Multiscale decompositions give you a way of thinking about the coarseness of approximations.

In regions where a function is almost constant, or varying slowly, one layer of approximation is pretty good. In regions where it fluctuates rapidly and at varying scales (think “more like a fractal”), you need more layers of approximation. A function that has rapid decay in its wavelet coefficients (the “wiggles” shrink quickly) can be approximated more coarsely than a function with slow decay. These are the functions where the “bad part” of the “bad part” of the “bad part” and so on (in the Calderon-Zygmund sense) remains fairly big rather than rapidly disappearing. (Of course, since the “bad part” is restricted to cubes, you can compute this separately in each cube, and require a different level of accuracy in different parts of the domain of the function.)

Definitions are approximations. You can define a category by its prototypical, average member, and then define subcategories by how they differ from that average, and sub-sub-categories by how they differ from the average of the sub-categories.

The hierarchical structure allows you to be much more efficient; you can skip the extra detail when it’s not warranted.
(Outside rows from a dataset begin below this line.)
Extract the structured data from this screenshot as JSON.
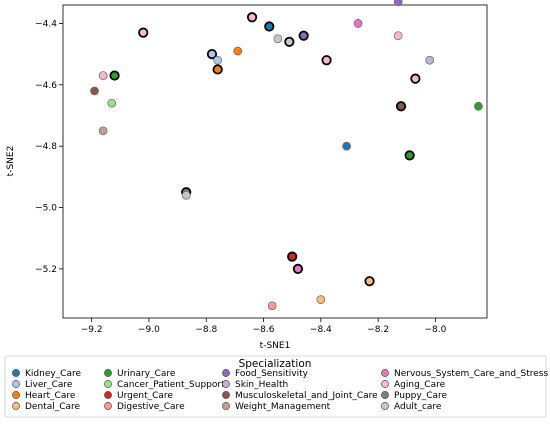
{
  "chart_data": {
    "type": "scatter",
    "xlabel": "t-SNE1",
    "ylabel": "t-SNE2",
    "xlim": [
      -9.3,
      -7.82
    ],
    "ylim": [
      -5.36,
      -4.34
    ],
    "xticks": [
      -9.2,
      -9.0,
      -8.8,
      -8.6,
      -8.4,
      -8.2,
      -8.0
    ],
    "xtick_labels": [
      "−9.2",
      "−9.0",
      "−8.8",
      "−8.6",
      "−8.4",
      "−8.2",
      "−8.0"
    ],
    "yticks": [
      -4.4,
      -4.6,
      -4.8,
      -5.0,
      -5.2
    ],
    "ytick_labels": [
      "−4.4",
      "−4.6",
      "−4.8",
      "−5.0",
      "−5.2"
    ],
    "grid": false,
    "legend": {
      "title": "Specialization",
      "placement": "bottom",
      "columns": 4,
      "entries": [
        {
          "label": "Kidney_Care",
          "color": "#1f77b4"
        },
        {
          "label": "Liver_Care",
          "color": "#aec7e8"
        },
        {
          "label": "Heart_Care",
          "color": "#ff7f0e"
        },
        {
          "label": "Dental_Care",
          "color": "#ffbb78"
        },
        {
          "label": "Urinary_Care",
          "color": "#2ca02c"
        },
        {
          "label": "Cancer_Patient_Support",
          "color": "#98df8a"
        },
        {
          "label": "Urgent_Care",
          "color": "#d62728"
        },
        {
          "label": "Digestive_Care",
          "color": "#ff9896"
        },
        {
          "label": "Food_Sensitivity",
          "color": "#9467bd"
        },
        {
          "label": "Skin_Health",
          "color": "#c5b0d5"
        },
        {
          "label": "Musculoskeletal_and_Joint_Care",
          "color": "#8c564b"
        },
        {
          "label": "Weight_Management",
          "color": "#c49c94"
        },
        {
          "label": "Nervous_System_Care_and_Stress",
          "color": "#e377c2"
        },
        {
          "label": "Aging_Care",
          "color": "#f7b6d2"
        },
        {
          "label": "Puppy_Care",
          "color": "#7f7f7f"
        },
        {
          "label": "Adult_care",
          "color": "#c7c7c7"
        }
      ]
    },
    "points": [
      {
        "x": -8.13,
        "y": -4.33,
        "fill": "#9467bd",
        "bold": false
      },
      {
        "x": -8.27,
        "y": -4.4,
        "fill": "#e377c2",
        "bold": false
      },
      {
        "x": -8.64,
        "y": -4.38,
        "fill": "#f7b6d2",
        "bold": true
      },
      {
        "x": -8.58,
        "y": -4.41,
        "fill": "#1f77b4",
        "bold": true
      },
      {
        "x": -8.46,
        "y": -4.44,
        "fill": "#9467bd",
        "bold": true
      },
      {
        "x": -9.02,
        "y": -4.43,
        "fill": "#f7b6d2",
        "bold": true
      },
      {
        "x": -8.13,
        "y": -4.44,
        "fill": "#f7b6d2",
        "bold": false
      },
      {
        "x": -8.55,
        "y": -4.45,
        "fill": "#c7c7c7",
        "bold": false
      },
      {
        "x": -8.51,
        "y": -4.46,
        "fill": "#c7c7c7",
        "bold": true
      },
      {
        "x": -8.69,
        "y": -4.49,
        "fill": "#ff7f0e",
        "bold": false
      },
      {
        "x": -8.78,
        "y": -4.5,
        "fill": "#aec7e8",
        "bold": true
      },
      {
        "x": -8.76,
        "y": -4.52,
        "fill": "#aec7e8",
        "bold": false
      },
      {
        "x": -8.38,
        "y": -4.52,
        "fill": "#f7b6d2",
        "bold": true
      },
      {
        "x": -8.02,
        "y": -4.52,
        "fill": "#c5b0d5",
        "bold": false
      },
      {
        "x": -8.76,
        "y": -4.55,
        "fill": "#ff7f0e",
        "bold": true
      },
      {
        "x": -9.16,
        "y": -4.57,
        "fill": "#f7b6d2",
        "bold": false
      },
      {
        "x": -9.12,
        "y": -4.57,
        "fill": "#2ca02c",
        "bold": true
      },
      {
        "x": -8.07,
        "y": -4.58,
        "fill": "#f7b6d2",
        "bold": true
      },
      {
        "x": -9.19,
        "y": -4.62,
        "fill": "#8c564b",
        "bold": false
      },
      {
        "x": -9.13,
        "y": -4.66,
        "fill": "#98df8a",
        "bold": false
      },
      {
        "x": -8.12,
        "y": -4.67,
        "fill": "#8c564b",
        "bold": true
      },
      {
        "x": -7.85,
        "y": -4.67,
        "fill": "#2ca02c",
        "bold": false
      },
      {
        "x": -9.16,
        "y": -4.75,
        "fill": "#c49c94",
        "bold": false
      },
      {
        "x": -8.31,
        "y": -4.8,
        "fill": "#1f77b4",
        "bold": false
      },
      {
        "x": -8.09,
        "y": -4.83,
        "fill": "#2ca02c",
        "bold": true
      },
      {
        "x": -8.87,
        "y": -4.95,
        "fill": "#7f7f7f",
        "bold": true
      },
      {
        "x": -8.87,
        "y": -4.96,
        "fill": "#c7c7c7",
        "bold": false
      },
      {
        "x": -8.5,
        "y": -5.16,
        "fill": "#d62728",
        "bold": true
      },
      {
        "x": -8.48,
        "y": -5.2,
        "fill": "#e377c2",
        "bold": true
      },
      {
        "x": -8.23,
        "y": -5.24,
        "fill": "#ffbb78",
        "bold": true
      },
      {
        "x": -8.4,
        "y": -5.3,
        "fill": "#ffbb78",
        "bold": false
      },
      {
        "x": -8.57,
        "y": -5.32,
        "fill": "#ff9896",
        "bold": false
      }
    ]
  }
}
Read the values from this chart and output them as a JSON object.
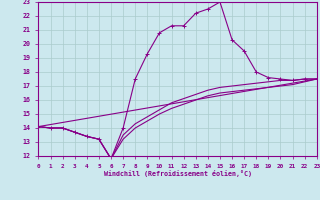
{
  "xlabel": "Windchill (Refroidissement éolien,°C)",
  "bg_color": "#cce8ee",
  "grid_color": "#aacccc",
  "line_color": "#880088",
  "xmin": 0,
  "xmax": 23,
  "ymin": 12,
  "ymax": 23,
  "line1_x": [
    0,
    1,
    2,
    3,
    4,
    5,
    6,
    7,
    8,
    9,
    10,
    11,
    12,
    13,
    14,
    15,
    16,
    17,
    18,
    19,
    20,
    21,
    22,
    23
  ],
  "line1_y": [
    14.1,
    14.0,
    14.0,
    13.7,
    13.4,
    13.2,
    11.8,
    14.0,
    17.5,
    19.3,
    20.8,
    21.3,
    21.3,
    22.2,
    22.5,
    23.0,
    20.3,
    19.5,
    18.0,
    17.6,
    17.5,
    17.4,
    17.5,
    17.5
  ],
  "line2_x": [
    0,
    1,
    2,
    3,
    4,
    5,
    6,
    7,
    8,
    9,
    10,
    11,
    12,
    13,
    14,
    15,
    16,
    17,
    18,
    19,
    20,
    21,
    22,
    23
  ],
  "line2_y": [
    14.1,
    14.0,
    14.0,
    13.7,
    13.4,
    13.2,
    11.8,
    13.5,
    14.3,
    14.8,
    15.3,
    15.8,
    16.1,
    16.4,
    16.7,
    16.9,
    17.0,
    17.1,
    17.2,
    17.3,
    17.4,
    17.4,
    17.5,
    17.5
  ],
  "line3_x": [
    0,
    1,
    2,
    3,
    4,
    5,
    6,
    7,
    8,
    9,
    10,
    11,
    12,
    13,
    14,
    15,
    16,
    17,
    18,
    19,
    20,
    21,
    22,
    23
  ],
  "line3_y": [
    14.1,
    14.0,
    14.0,
    13.7,
    13.4,
    13.2,
    11.8,
    13.2,
    14.0,
    14.5,
    15.0,
    15.4,
    15.7,
    16.0,
    16.3,
    16.5,
    16.6,
    16.7,
    16.8,
    16.9,
    17.0,
    17.1,
    17.3,
    17.5
  ],
  "line4_x": [
    0,
    23
  ],
  "line4_y": [
    14.1,
    17.5
  ]
}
In fact, there’s a fair amount of evidence that this is how the human brain structures information.

The language of harmonic analysis deals a lot with how to relate measures of regularity (basically, bounds on integrals, or measures of smoothness) with measures of coefficient decay (basically, how deep down the tree of successive approximations do you need to go to get a good estimate). Calderon-Zygmund decomposition is just one of the simpler cases. But the basic principle of “nicer functions permit rougher approximations” is a really good framing device to dissolve questions about choosing definitions and models. Debates about “this model can never capture all the complexity of the real thing” vs. “this model is a useful simplification” should be replaced by debates about *how* amenable the phenomenon is to approximation, and which model gives you the most accurate picture *relative to its simplicity.*

Wish I understood the maths better, but this was certainly thought-provoking.

“The hierarchical structure allows you to be much more efficient; you can skip the extra detail when it’s not warranted. In fact, there’s a fair amount of evidence that this is how the human brain structures information.”

Seems that way! Also cool is that a hierarchical multi-level model is the approach being used by Markram et al. in the Human Brain Project. They’re using a hierarchical model to model a hierarchical model, which they’re interpreting using their hierarchical models, which eventually they want to model…

One word.

Overfitting,

I think “lossy compression” is a pretty good accessible metaphor for a lot of the same issues.

This is a really good discussion, but also reminds me of why I find analysis kind of frustrating. All that squeezing and chopping and fencing!

Lossy compression is good enough, I just like my fancy shmancy stuff. I can’t be a humble sage using short words *all* the time.

I think your model goes deeper! But characterizing accuracy-to-simplicity is hard, and raises a whole bunch of new questions.

I’m not really convinced that this perspective sheds light on simple modeling of complex systems, because in my experience “simple modeling of complex systems” tends to mean approximating dynamics, not approximating the output of dynamics. In other words, you’re not approximating the function, you’re approximating a differential equation (or other constraint) it satisfies.

The reason this can cause trouble in multi-scale phenomena is that small-scale behavior can feed back and affect large-scale behavior. For instance, in climate modeling, getting the large-scale flow right depends on accurate representation of small-scale process like tropical convection, because in the true dynamics these processes have a large impact on the large scales. If you’re just coarse-graining a climate data set, you don’t need to worry about this — you can throw out the small scales and still retain large-scale behavior that is correct by definition (after all, it was observed). But this property doesn’t carry over to integrating the equations that model climate dynamics.